Releitura de peça de Chico Buarque destaca condição do negro

Em cartaz em São Paulo, adaptação de “Gota d’Água” tem direção de Jé Oliveira, estudante de Ciências Sociais da USP

Peça Gota D'Água {PRETA} releitura do espetáculo de Chico Buarque e Paulo Pontes . Foto: Cecília Bastos/USP Imagem

 

 

 

Em cartaz em São Paulo, adaptação de “Gota d’Água” tem direção de Jé Oliveira, estudante de Ciências Sociais da USP.

Por Laura Alegre – Editorias: Cultura


Ouça no link acima entrevista do diretor e ator Jé Oliveira e da atriz Juçara Marçal sobre a peça Gota d’Água {PRETA}. A entrevista foi transmitida pela Rádio USP (93,7 MHz), no programa Via Sampa, no dia 6 de fevereiro de 2019.  
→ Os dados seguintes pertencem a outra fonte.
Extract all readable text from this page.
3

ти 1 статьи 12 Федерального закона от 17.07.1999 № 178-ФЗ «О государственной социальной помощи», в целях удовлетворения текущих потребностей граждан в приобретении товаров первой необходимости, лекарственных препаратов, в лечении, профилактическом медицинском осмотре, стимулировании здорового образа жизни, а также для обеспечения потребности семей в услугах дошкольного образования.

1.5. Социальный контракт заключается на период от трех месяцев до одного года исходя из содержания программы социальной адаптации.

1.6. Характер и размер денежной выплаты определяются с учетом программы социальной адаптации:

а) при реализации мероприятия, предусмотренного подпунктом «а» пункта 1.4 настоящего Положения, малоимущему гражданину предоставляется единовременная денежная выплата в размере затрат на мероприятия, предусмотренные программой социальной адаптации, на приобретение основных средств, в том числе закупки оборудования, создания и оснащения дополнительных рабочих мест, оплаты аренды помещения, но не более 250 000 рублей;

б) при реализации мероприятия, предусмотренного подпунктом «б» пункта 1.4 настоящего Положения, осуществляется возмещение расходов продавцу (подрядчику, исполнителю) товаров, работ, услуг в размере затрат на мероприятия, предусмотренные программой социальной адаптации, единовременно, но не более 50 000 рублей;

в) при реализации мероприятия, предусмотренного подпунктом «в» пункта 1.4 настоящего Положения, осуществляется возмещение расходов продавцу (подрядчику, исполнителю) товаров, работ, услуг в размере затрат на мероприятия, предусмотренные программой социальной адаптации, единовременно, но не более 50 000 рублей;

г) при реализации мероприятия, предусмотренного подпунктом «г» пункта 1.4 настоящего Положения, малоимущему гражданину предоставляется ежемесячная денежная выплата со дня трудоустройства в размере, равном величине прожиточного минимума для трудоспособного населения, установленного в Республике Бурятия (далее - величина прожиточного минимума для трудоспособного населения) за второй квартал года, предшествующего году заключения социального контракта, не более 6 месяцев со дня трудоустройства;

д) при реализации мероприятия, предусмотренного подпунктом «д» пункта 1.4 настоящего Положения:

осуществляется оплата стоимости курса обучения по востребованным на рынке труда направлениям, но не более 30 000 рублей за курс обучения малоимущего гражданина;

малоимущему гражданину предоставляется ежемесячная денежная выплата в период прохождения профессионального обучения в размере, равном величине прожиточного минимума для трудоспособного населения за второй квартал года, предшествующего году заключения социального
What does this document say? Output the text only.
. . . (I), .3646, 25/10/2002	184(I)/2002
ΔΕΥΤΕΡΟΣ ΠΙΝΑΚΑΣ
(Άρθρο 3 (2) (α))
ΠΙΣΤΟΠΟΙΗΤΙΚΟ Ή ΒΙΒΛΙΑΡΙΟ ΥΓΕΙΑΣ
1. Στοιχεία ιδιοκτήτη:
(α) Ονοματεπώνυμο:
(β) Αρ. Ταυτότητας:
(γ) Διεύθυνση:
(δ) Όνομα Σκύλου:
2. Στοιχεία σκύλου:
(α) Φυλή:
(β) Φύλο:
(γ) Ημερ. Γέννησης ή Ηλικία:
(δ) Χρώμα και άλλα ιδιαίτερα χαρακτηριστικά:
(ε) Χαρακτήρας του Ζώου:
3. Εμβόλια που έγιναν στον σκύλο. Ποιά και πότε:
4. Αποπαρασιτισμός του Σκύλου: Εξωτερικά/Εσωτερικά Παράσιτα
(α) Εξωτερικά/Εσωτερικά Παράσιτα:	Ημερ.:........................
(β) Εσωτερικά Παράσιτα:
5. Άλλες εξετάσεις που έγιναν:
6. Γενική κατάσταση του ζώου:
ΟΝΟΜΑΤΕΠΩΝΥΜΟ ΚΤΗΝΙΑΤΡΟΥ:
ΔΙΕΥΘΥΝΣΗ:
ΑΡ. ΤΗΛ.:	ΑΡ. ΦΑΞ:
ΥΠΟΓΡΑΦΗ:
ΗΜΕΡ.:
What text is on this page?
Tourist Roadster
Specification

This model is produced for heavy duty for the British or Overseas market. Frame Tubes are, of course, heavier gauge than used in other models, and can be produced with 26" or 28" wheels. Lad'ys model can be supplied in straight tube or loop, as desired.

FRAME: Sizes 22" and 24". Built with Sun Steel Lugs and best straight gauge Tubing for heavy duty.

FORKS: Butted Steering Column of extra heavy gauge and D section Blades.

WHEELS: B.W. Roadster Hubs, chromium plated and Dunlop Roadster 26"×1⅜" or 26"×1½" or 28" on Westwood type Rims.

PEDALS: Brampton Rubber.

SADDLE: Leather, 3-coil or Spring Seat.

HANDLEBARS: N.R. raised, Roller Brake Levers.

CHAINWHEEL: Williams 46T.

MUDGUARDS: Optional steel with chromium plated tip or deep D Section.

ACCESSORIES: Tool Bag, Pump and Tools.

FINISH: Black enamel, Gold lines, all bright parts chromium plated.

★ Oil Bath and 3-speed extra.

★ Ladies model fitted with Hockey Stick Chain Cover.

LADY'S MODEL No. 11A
Nesta sexta-feira, dia 8, estreia no Itaú Cultural, em São Paulo, a peça Gota d’Água {PRETA}, uma releitura da peça Gota d’Água: Uma Tragédia Brasileira, de Chico Buarque de Holanda e Paulo Pontes, de 1975. As apresentações seguem nos dias 9 (sábado), 10 (domingo) e de 14 a 17 (de quinta-feira a domingo), sob a direção de Jé Oliveira, que é aluno do curso de Ciências Sociais da Faculdade de Filosofia, Letras e Ciências Humanas (FFLCH) da USP.

Oliveira afirma que o desejo de adaptar a peça veio da possibilidade de pensar a complexidade política do País. “Gota d’Água contém essa reflexão, o que é muito triste, porque foi escrita em 1975 e é como se falasse da gente hoje”, diz. Além disso, o diretor vê que “existe uma grande possibilidade de várias personagens serem negras, principalmente Joana, porque ela é da umbanda e é pobre. Então tudo leva a crer, social e historicamente, que essa personagem é preta”. Ele conta que a graduação na USP contribui muito para sua capacidade de análise sociopolítica, e isso o ajudou a fazer a adaptação, prezando sempre pela coerência contextual.

Gota d’Água {PRETA} – título intencionalmente escrito dessa forma, para enfatizar que se trata de uma releitura da obra de Chico Buarque – tem enfoque na ressignificação do texto original, de maneira a corrigi-lo e atualizá-lo, abordando temas que trazem a realidade negra à tona. São discutidos assuntos como a ascensão social do negro, o feminismo, o papel da mulher, a corruptibilidade humana e tantas outras questões que dizem respeito não somente a pessoas negras, mas sim a toda a sociedade.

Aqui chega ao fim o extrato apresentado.